First, let's assume that every config is just a file, and it's all on one known host. Then I would set up fschange monitoring on all the relevant files on the "good" server, and have it generate a hash (set hashMaxSize large enough to include all your files).

Next, we schedule and run a search to generate a lookup table:

host=goodhost sourcetype=fs_notification | rename hash as goodhash | dedup path | fields path,goodhash | outputlookup goodconfig.csv

On the clients, we also fschange the relevant files. Then we could do:

host!=goodhost sourcetype=fs_notification | dedup host,path | lookup goodconfig.csv path OUTPUT goodhash | where hash!=goodhash

This assumes the file paths are the same, though you could use "eval" to appropriately do string transformations as needed.

Now this could be extended to other sorts of objects other than files, as long as we had a way to create a listing of object IDs, corresponding to the file path in the case of files, that match between the "good" source and the "questionable" source, and a way to generate a key on the object contents (such as the fschange input or a custom scripted input). And I suppose in general, if you used consistent field names (e.g., objectPath, goodHash) when writing out the "check" results, and just a limited number of sourcetypes, then it should be easy to keep the lookup table generation and search quite simple.

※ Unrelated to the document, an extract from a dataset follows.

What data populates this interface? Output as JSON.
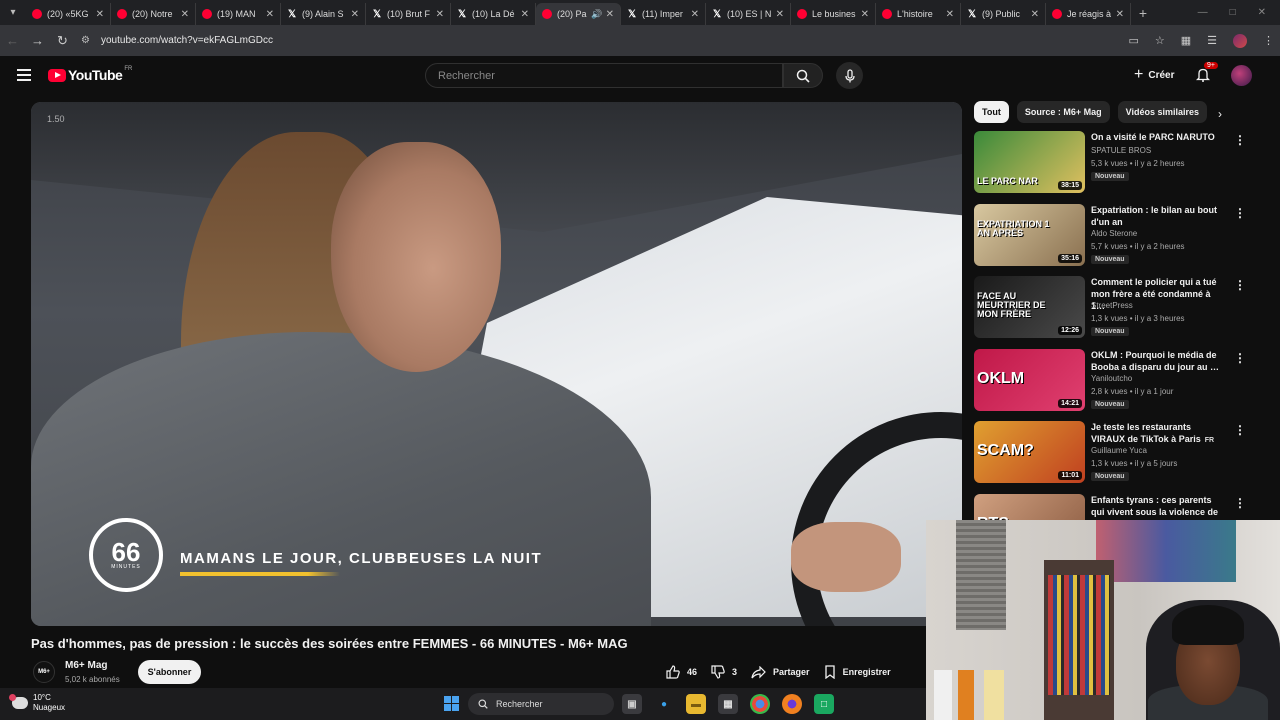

View solution in original post

Splunk Employee
Splunk Employee

My presumption was that the configs are pushed out from the "main" server, and that any difference is significant. If this is not the case, the generalized solution of using a scripted input rather than fschange would allow you to use a hashing function that (e.g.) ignores whitespace or normalizes line-endings or whatever.

0 Karma

Splunk Employee
Splunk Employee

Clever, I like it! Breaks unless the config files are generated programmatically with an absolutely consistent format, though.

0 Karma

Splunk Employee
Splunk Employee

Is it possible to treat the entire dumped config state, as 1 multiline event? (I.e., are the lines consecutive?) If so, a single (admittedly hairy) saved search will then provide a binary pass/fail answer, or even a numeric "how many checks failed" answer or string "which checks failed" answer with EVAL ... if(X,Y,Z).